Michel n’avait jamais quitté cette rue depuis son enfance : il se rappelait ses jeunes années, où perché sur le même perron, il contemplait la même rue qui bruissait alors d’activité. Il se remémorait notamment ses frasques de jeunesse, lorsqu’il glissait dans la boîte aux lettres de ses voisins des fausses factures, plus crédibles que les vraies, qui faisaient pleurer les ménagères d’angoisse, et lui de rire. Ou les faux bulletins qu’il déposait chez Maxime, le petit gamin insupportable de la maison d’en face, un intello que ses parents avaient toujours cru idiot grâce à Michel. De belles tranches de rire, vraiment, comme on n’en faisait plus aujourd’hui (surtout quand on n’avait plus ni de voisins à énerver ni de boîtes aux lettres où déposer ses arnaques). Maintenant, les jeunes nains de jardin passaient leur temps à la ville, sur des balcons minuscules où on ne voyait pas un mouton, loin de la belle herbe verte de leurs ancêtres, à contempler nuit et jour leurs petits écrans ridicules. O tempora, o mores (ou quelque chose comme ça, Michel n’avait jamais été très assidu en latin, il préférait glisser des grenouilles dans les bottes de ses professeurs).

Un bruit le sortit brutalement de ses rêveries : cette pétarade, c’était Jonathan (Jo pour les intimes) qui surgissait en scooter et veste en cuir au bout de la rue. C’est décidément toujours un m’as-tu-vu bruyant, songea Michel avec un sourire au coin des lèvres, tout heureux à l’idée de revoir son neveu de jardin préféré (même s’il essayait de ne pas trop le montrer).

En effet, Jo était un neveu un peu particulier : amateur de technologies en tout genre, il passait son temps à démonter et remonter tout ce qui possédait un écran.

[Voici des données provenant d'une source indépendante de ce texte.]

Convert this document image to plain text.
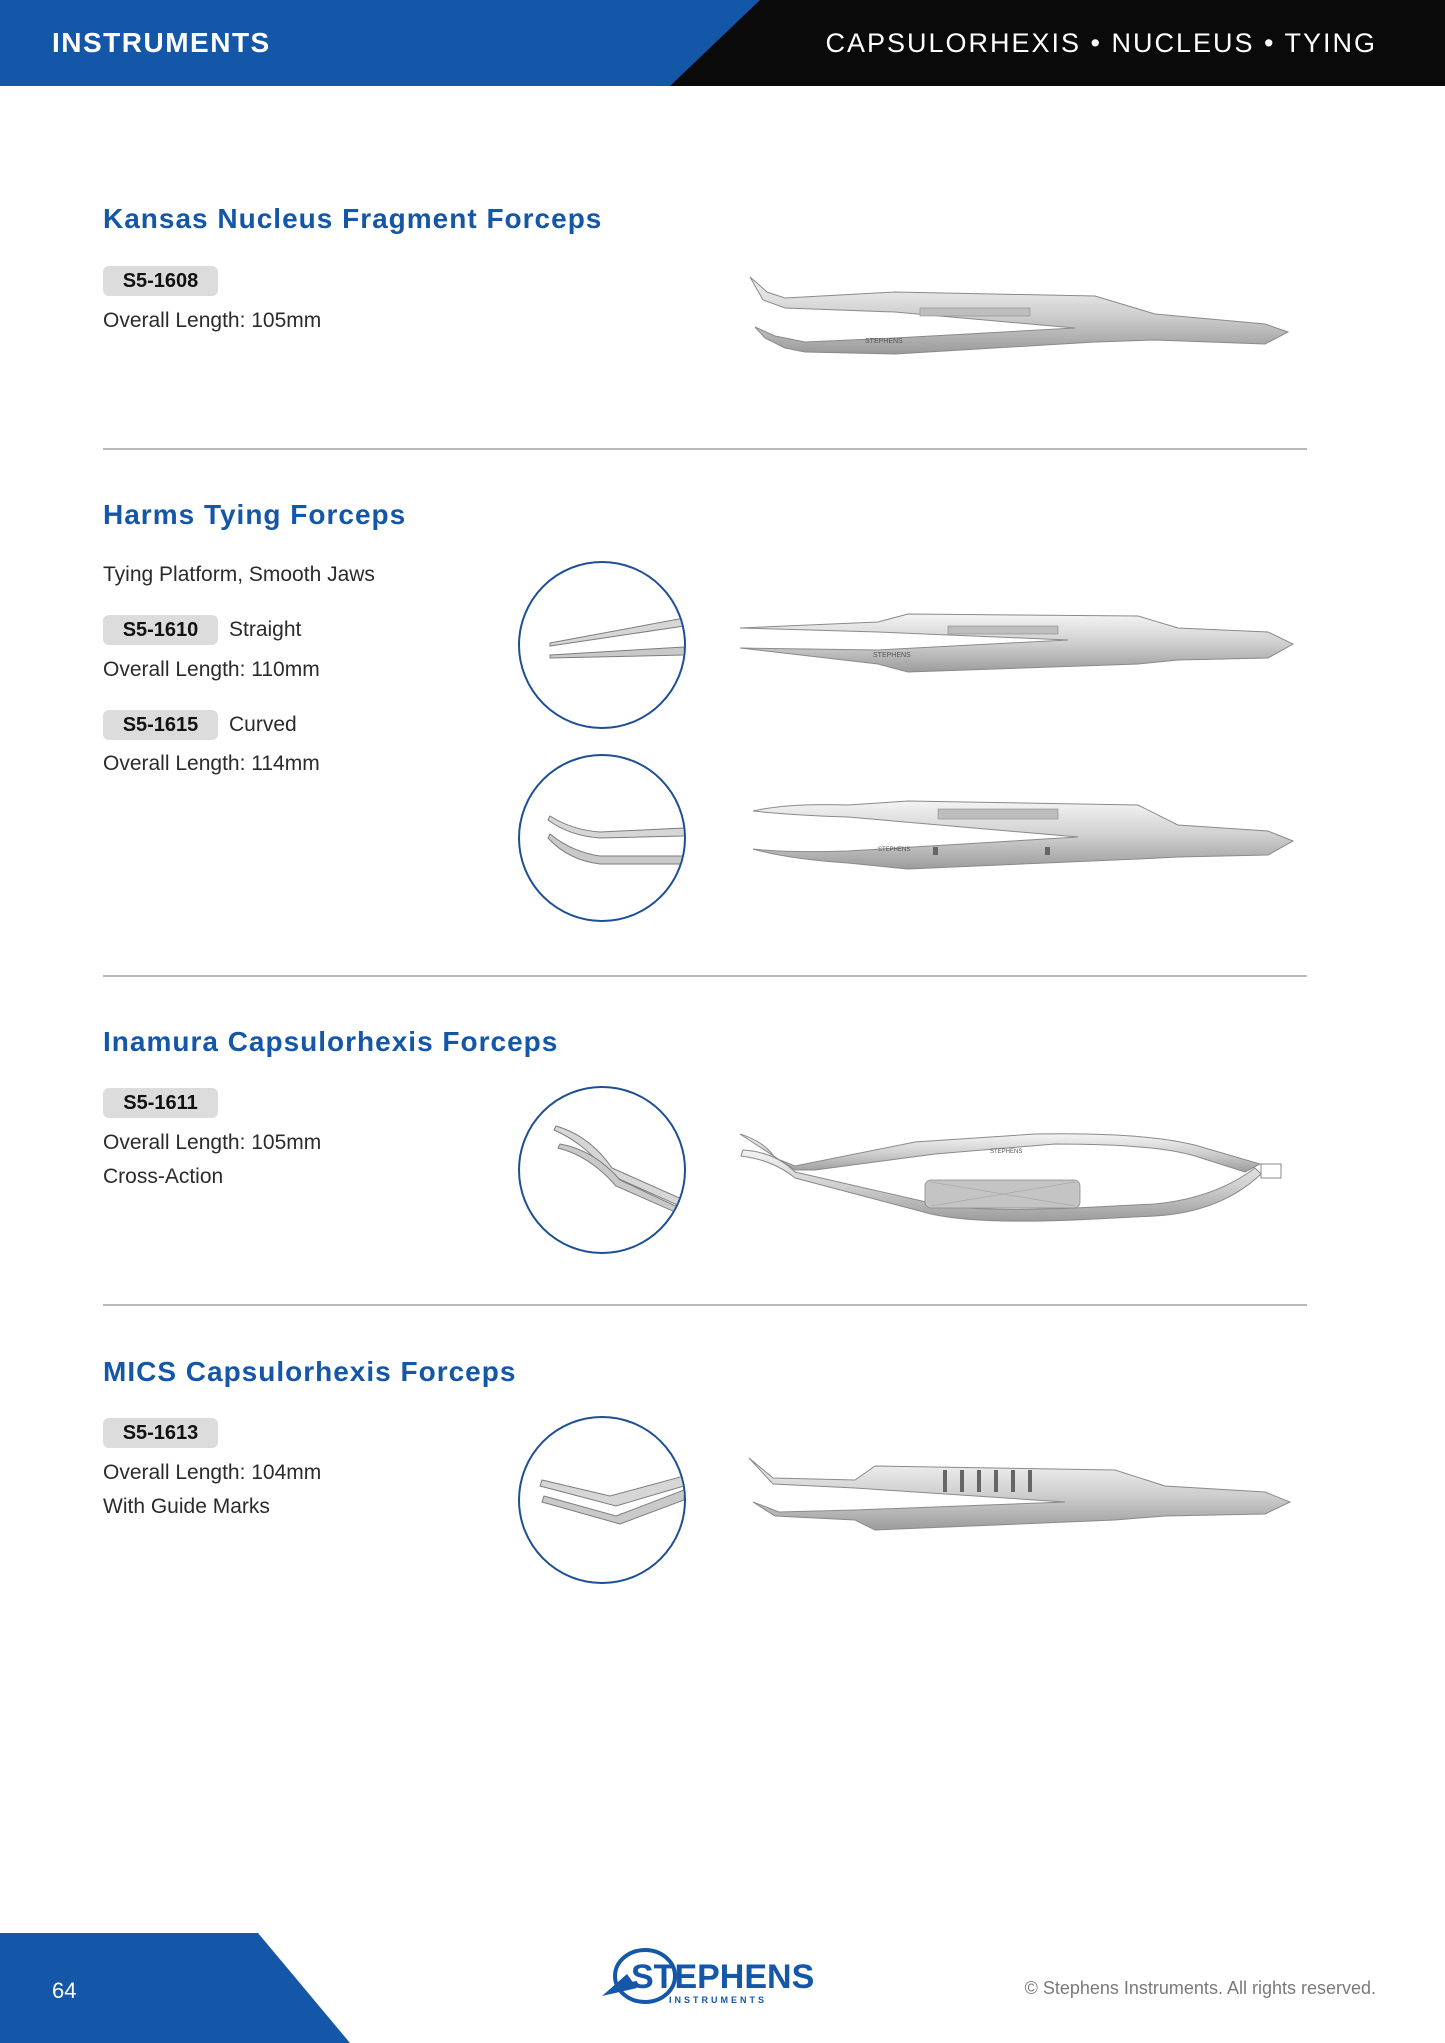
INSTRUMENTS	CAPSULORHEXIS • NUCLEUS • TYING
Kansas Nucleus Fragment Forceps
S5-1608
Overall Length: 105mm
STEPHENS
Harms Tying Forceps
Tying Platform, Smooth Jaws
S5-1610	Straight
Overall Length: 110mm
S5-1615	Curved
Overall Length: 114mm
STEPHENS
STEPHENS
Inamura Capsulorhexis Forceps
S5-1611
Overall Length: 105mm
Cross-Action
STEPHENS
MICS Capsulorhexis Forceps
S5-1613
Overall Length: 104mm
With Guide Marks
64	STEPHENS
INSTRUMENTS
© Stephens Instruments. All rights reserved.
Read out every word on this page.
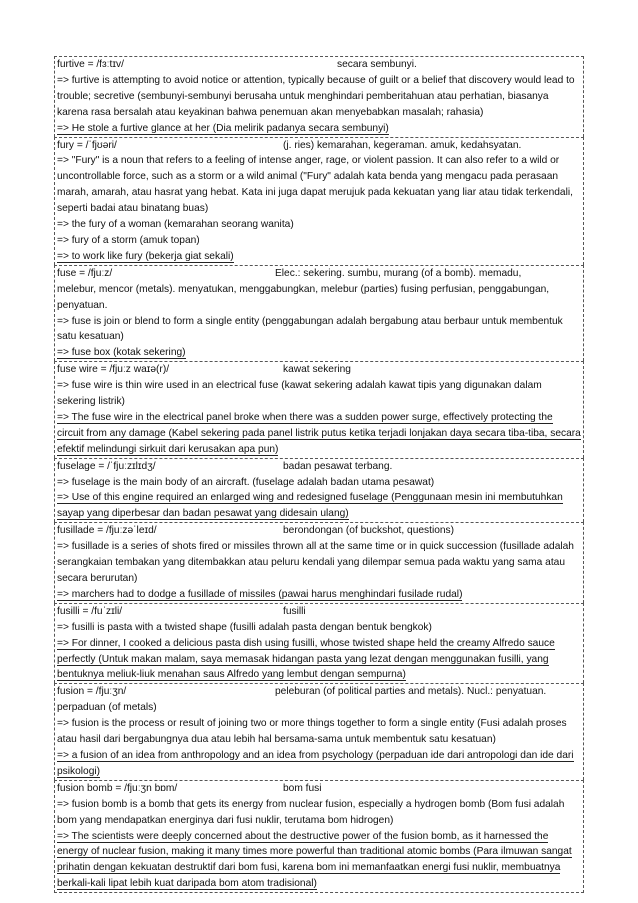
furtive = /fɜːtɪv/	secara sembunyi.
=> furtive is attempting to avoid notice or attention, typically because of guilt or a belief that discovery would lead to trouble; secretive (sembunyi-sembunyi berusaha untuk menghindari pemberitahuan atau perhatian, biasanya karena rasa bersalah atau keyakinan bahwa penemuan akan menyebabkan masalah; rahasia)
=> He stole a furtive glance at her (Dia melirik padanya secara sembunyi)
fury = /ˈfjʊəri/	(j. ries) kemarahan, kegeraman. amuk, kedahsyatan.
=> "Fury" is a noun that refers to a feeling of intense anger, rage, or violent passion. It can also refer to a wild or uncontrollable force, such as a storm or a wild animal ("Fury" adalah kata benda yang mengacu pada perasaan marah, amarah, atau hasrat yang hebat. Kata ini juga dapat merujuk pada kekuatan yang liar atau tidak terkendali, seperti badai atau binatang buas)
=> the fury of a woman (kemarahan seorang wanita)
=> fury of a storm (amuk topan)
=> to work like fury (bekerja giat sekali)
fuse = /fjuːz/	Elec.: sekering. sumbu, murang (of a bomb). memadu,
melebur, mencor (metals). menyatukan, menggabungkan, melebur (parties) fusing perfusian, penggabungan, penyatuan.
=> fuse is join or blend to form a single entity (penggabungan adalah bergabung atau berbaur untuk membentuk satu kesatuan)
=> fuse box (kotak sekering)
fuse wire = /fjuːz waɪə(r)/	kawat sekering
=> fuse wire is thin wire used in an electrical fuse (kawat sekering adalah kawat tipis yang digunakan dalam sekering listrik)
=> The fuse wire in the electrical panel broke when there was a sudden power surge, effectively protecting the circuit from any damage (Kabel sekering pada panel listrik putus ketika terjadi lonjakan daya secara tiba-tiba, secara efektif melindungi sirkuit dari kerusakan apa pun)
fuselage = /ˈfjuːzɪlɪdʒ/	badan pesawat terbang.
=> fuselage is the main body of an aircraft. (fuselage adalah badan utama pesawat)
=> Use of this engine required an enlarged wing and redesigned fuselage (Penggunaan mesin ini membutuhkan sayap yang diperbesar dan badan pesawat yang didesain ulang)
fusillade = /fjuːzəˈleɪd/	berondongan (of buckshot, questions)
=> fusillade is a series of shots fired or missiles thrown all at the same time or in quick succession (fusillade adalah serangkaian tembakan yang ditembakkan atau peluru kendali yang dilempar semua pada waktu yang sama atau secara berurutan)
=> marchers had to dodge a fusillade of missiles (pawai harus menghindari fusilade rudal)
fusilli = /fuˈzɪli/	fusilli
=> fusilli is pasta with a twisted shape (fusilli adalah pasta dengan bentuk bengkok)
=> For dinner, I cooked a delicious pasta dish using fusilli, whose twisted shape held the creamy Alfredo sauce perfectly (Untuk makan malam, saya memasak hidangan pasta yang lezat dengan menggunakan fusilli, yang bentuknya meliuk-liuk menahan saus Alfredo yang lembut dengan sempurna)
fusion = /fjuːʒn/	peleburan (of political parties and metals). Nucl.: penyatuan.
perpaduan (of metals)
=> fusion is the process or result of joining two or more things together to form a single entity (Fusi adalah proses atau hasil dari bergabungnya dua atau lebih hal bersama-sama untuk membentuk satu kesatuan)
=> a fusion of an idea from anthropology and an idea from psychology (perpaduan ide dari antropologi dan ide dari psikologi)
fusion bomb = /fjuːʒn bɒm/	bom fusi
=> fusion bomb is a bomb that gets its energy from nuclear fusion, especially a hydrogen bomb (Bom fusi adalah bom yang mendapatkan energinya dari fusi nuklir, terutama bom hidrogen)
=> The scientists were deeply concerned about the destructive power of the fusion bomb, as it harnessed the energy of nuclear fusion, making it many times more powerful than traditional atomic bombs (Para ilmuwan sangat prihatin dengan kekuatan destruktif dari bom fusi, karena bom ini memanfaatkan energi fusi nuklir, membuatnya berkali-kali lipat lebih kuat daripada bom atom tradisional)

Michel, lui, se méfiait de tous ces nouveaux gadgets qui n’existaient pas de son temps, aussi fut-il un peu dépité quand son neveu lui glissa un de ces téléphones intelligents flambant neuf dans la main avant de partir, “pour garder contact avec son tonton préféré”.

Michel comptait laisser le petit parallélépipède perché sur la cheminée à prendre la poussière dès que Jonathan aurait le dos tourné, mais la petite bête faisait un bruit infernal à toute heure du jour ou de la nuit, et demandait plus d’attention qu’un bébé malade. Des “promotions incroyables !!” et des “newsletters” (on ne parlait même plus français, soupirait Michel) se précipitaient tous les jours sur le téléphone du nain de jardin sans un instant de répit, à croire que le monde entier était suspendu à son porte-monnaie.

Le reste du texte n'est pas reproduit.